Os aerossóis, foco dessa pesquisa, são partículas microscópicas e invisíveis, que, pelo baixo peso e massa, têm a tendência de ficar suspensos no ar. O estudo, feito em parceria com o Instituto de Ciência Biológicas da UFMG, analisou dois hospitais de Belo Horizonte, em dois momentos diferentes da pandemia, além de ambientes externos, como pontos de ônibus, estacionamentos e calçadas.
Segundo Passos, a intenção não era estudar a transmissão do vírus por gotículas de saliva, que podem chegar a 1 ou 2 metros, mas, sim, essas partículas invisíveis, que podem atingir distâncias maiores.https://tpc.googlesyndication.com/safeframe/1-0-37/html/container.html
A escolha da realização da pesquisa em hospitais não se deu ao acaso. “Para comprovar a presença desse vírus no ar, a gente usou ambientes hospitalares como modelo, como ambiente controlado, em que a gente saberia que havia a presença de pacientes contaminados, ou seja, uma fonte de aerossóis contaminados e também que haveria o controle rigoroso quanto ao uso de EPIs pela equipe do hospital”, explica o pesquisador.
Para chegar aos resultados e validar a hipótese inicial, os pesquisadores do CDTN, órgão vinculado à Comissão de Energia Nuclear (CNEN) e ao Ministério de Ciência e Tecnologia (MCTIC), usaram equipamentos capazes de sugar o ar e fazê-lo passar em membranas filtrantes. E, mesmo diante de todas as dificuldades em se fazer essa “captura”, o estudo conseguiu verificar a presença do vírus em cinco amostras, por meio da identificação do código genético do SARS-CoV-2.
As coletas foram feitas entre 25 de maio e 4 de junho em um hospital e entre 9 de junho e 17 de julho no outro. Os nomes das unidade de saúde não foram divulgados. Já os ambientes externos foram monitorados de 25 de maio a 6 de agosto.

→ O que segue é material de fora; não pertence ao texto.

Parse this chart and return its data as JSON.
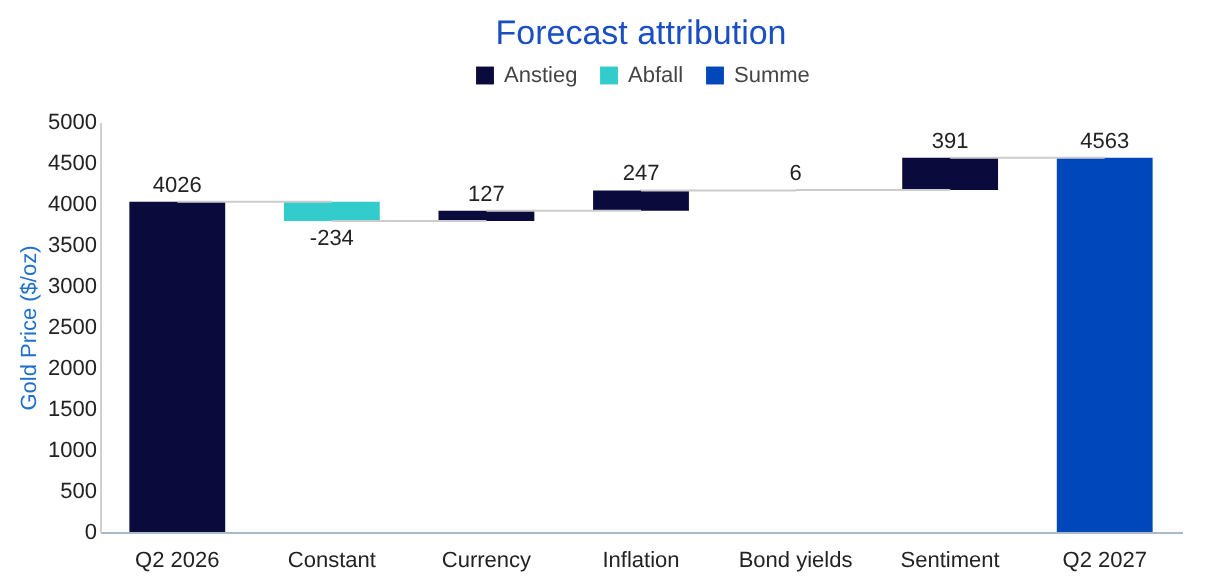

As amostras com coronavírus foram encontradas no segundo hospital, em quatro ambientes, entre eles o CTI. Passos chama a atenção para dois fatores: o agravamento da pandemia no início do segundo semestre, aumentando a taxa de ocupação de leitos, e a presença de um sistema de circulação de ar menos eficiente.

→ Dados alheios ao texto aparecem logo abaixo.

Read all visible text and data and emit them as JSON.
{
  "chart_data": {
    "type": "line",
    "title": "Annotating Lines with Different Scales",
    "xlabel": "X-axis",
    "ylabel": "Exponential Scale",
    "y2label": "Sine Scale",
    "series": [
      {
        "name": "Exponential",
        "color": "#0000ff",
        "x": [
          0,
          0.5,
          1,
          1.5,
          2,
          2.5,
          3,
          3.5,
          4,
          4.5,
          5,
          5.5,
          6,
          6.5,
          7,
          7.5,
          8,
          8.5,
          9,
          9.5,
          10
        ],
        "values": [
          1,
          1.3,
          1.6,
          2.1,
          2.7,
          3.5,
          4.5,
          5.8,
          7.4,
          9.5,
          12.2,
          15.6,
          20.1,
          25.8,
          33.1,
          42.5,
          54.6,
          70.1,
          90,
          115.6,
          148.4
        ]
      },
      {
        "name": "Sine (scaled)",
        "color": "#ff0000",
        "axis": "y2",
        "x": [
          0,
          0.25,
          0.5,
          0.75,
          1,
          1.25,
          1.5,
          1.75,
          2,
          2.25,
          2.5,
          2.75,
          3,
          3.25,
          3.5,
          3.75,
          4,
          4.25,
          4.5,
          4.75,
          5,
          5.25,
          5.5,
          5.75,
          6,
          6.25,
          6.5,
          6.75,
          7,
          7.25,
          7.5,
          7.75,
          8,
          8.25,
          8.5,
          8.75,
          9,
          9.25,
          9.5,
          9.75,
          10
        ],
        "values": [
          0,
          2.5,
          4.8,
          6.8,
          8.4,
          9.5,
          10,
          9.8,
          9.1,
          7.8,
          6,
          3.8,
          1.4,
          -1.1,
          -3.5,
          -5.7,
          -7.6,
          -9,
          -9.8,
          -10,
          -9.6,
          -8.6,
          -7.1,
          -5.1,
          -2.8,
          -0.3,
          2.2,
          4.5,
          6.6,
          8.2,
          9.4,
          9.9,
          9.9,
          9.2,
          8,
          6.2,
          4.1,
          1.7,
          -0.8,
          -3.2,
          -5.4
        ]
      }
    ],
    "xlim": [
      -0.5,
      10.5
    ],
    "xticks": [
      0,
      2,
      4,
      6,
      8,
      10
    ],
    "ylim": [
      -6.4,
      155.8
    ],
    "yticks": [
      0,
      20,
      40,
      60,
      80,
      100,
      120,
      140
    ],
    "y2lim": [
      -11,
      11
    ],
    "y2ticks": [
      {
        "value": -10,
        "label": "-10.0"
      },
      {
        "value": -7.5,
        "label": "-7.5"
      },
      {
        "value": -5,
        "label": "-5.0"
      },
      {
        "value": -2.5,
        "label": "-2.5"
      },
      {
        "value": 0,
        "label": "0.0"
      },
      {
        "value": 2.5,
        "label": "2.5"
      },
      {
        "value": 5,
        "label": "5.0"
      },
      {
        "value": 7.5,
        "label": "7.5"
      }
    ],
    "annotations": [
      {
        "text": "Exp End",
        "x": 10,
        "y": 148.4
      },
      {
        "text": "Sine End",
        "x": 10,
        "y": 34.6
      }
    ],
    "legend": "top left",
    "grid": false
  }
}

O pesquisador destaca que em uma das salas onde o vírus foi encontrado havia inclusive ventilação natural, mas pouca circulação do ar. Nos ambientes externos, não houve amostras que contivessem o vírus.

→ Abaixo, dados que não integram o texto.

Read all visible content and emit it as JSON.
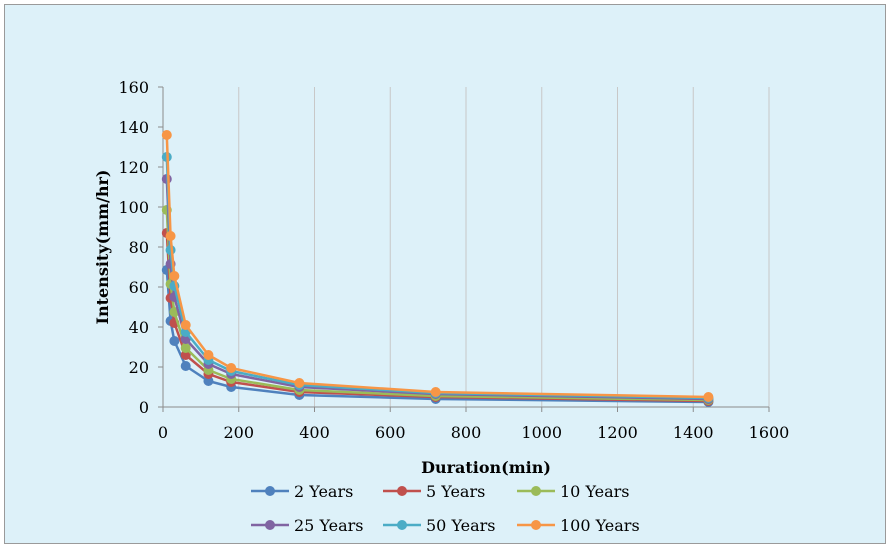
{
  "chart_data": {
    "type": "line",
    "title": "",
    "xlabel": "Duration(min)",
    "ylabel": "Intensity(mm/hr)",
    "xlim": [
      0,
      1600
    ],
    "ylim": [
      0,
      160
    ],
    "xticks": [
      0,
      200,
      400,
      600,
      800,
      1000,
      1200,
      1400,
      1600
    ],
    "yticks": [
      0,
      20,
      40,
      60,
      80,
      100,
      120,
      140,
      160
    ],
    "grid": "vertical",
    "legend_position": "bottom",
    "x": [
      10,
      20,
      30,
      60,
      120,
      180,
      360,
      720,
      1440
    ],
    "series": [
      {
        "name": "2 Years",
        "color": "#4f81bd",
        "values": [
          68.5,
          43.0,
          33.0,
          20.5,
          13.0,
          10.0,
          6.0,
          4.0,
          2.5
        ]
      },
      {
        "name": "5 Years",
        "color": "#c0504d",
        "values": [
          87.0,
          54.5,
          42.0,
          26.0,
          16.5,
          12.5,
          7.5,
          5.0,
          3.0
        ]
      },
      {
        "name": "10 Years",
        "color": "#9bbb59",
        "values": [
          98.5,
          61.5,
          47.5,
          29.5,
          18.5,
          14.0,
          8.5,
          5.5,
          3.5
        ]
      },
      {
        "name": "25 Years",
        "color": "#8064a2",
        "values": [
          114.0,
          71.5,
          55.0,
          34.0,
          21.5,
          16.5,
          10.0,
          6.5,
          4.0
        ]
      },
      {
        "name": "50 Years",
        "color": "#4bacc6",
        "values": [
          125.0,
          78.5,
          60.5,
          37.5,
          23.5,
          18.0,
          11.0,
          7.0,
          4.5
        ]
      },
      {
        "name": "100 Years",
        "color": "#f79646",
        "values": [
          136.0,
          85.5,
          65.5,
          41.0,
          26.0,
          19.5,
          12.0,
          7.5,
          5.0
        ]
      }
    ]
  }
}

Risco de ambientes mal ventilados
Diante das evidências científicas de que o coronavírus está no ar, o pesquisador acredita que deveriam ser pensadas estratégias mais efetivas para evitar a transmissão da Covid-19 pela rota aérea.
Para exemplificar a forma como o vírus se espalha, Passos recorre a uma cena simples do cotidiano: a de uma pessoa fumando.
Da mesma forma, o coronavírus pode se espalhar pelo ar, quando uma pessoa está respirando, falando ou mesmo cantando.
“Esses aerossóis que são gerados podem se acumular nesses ambientes e vir a constituir uma fonte muito significativa de contaminação”, diz. Ele acrescenta que, nesse caso, o risco existe mesmo que as pessoas estejam distantes uma da outra ou até depois que a pessoa contaminada tenha deixado o ambiente. Por isso, o risco em locais sem uma ventilação eficiente, como casas de shows ou bares, é alto.
Passos cita um artigo publicado pela revista “Nature”, no início deste mês, que afirma que o vírus é transmitido predominantemente pelo ar, tanto pelas gotículas quanto pelos aerossóis, e em menor grau pelo contato com superfícies. E, por isso, segundo o artigo, deveria ser enfatizada a importância do uso das máscaras, além da busca por medidas para melhorar a ventilação dos ambientes.
Próximos passos
Com a publicação dos resultados da fase inicial do estudo, os pesquisadores já focam nos próximos passos. Atualmente, em parceria com o Departamento de Engenharia Ambiental e Sanitária (Desa) da UFMG, o CDTN pesquisa os aerossóis em estações de tratamento de esgoto.
Em outra frente, os pesquisadores iniciaram análises em casas de pessoas com Covid-19, para avaliar fatores como a distância percorrida pelo vírus e para quantificar os riscos. Eles ainda pretendem estudar, por meio de modelos matemáticos, as melhores estratégias de circulação do ar.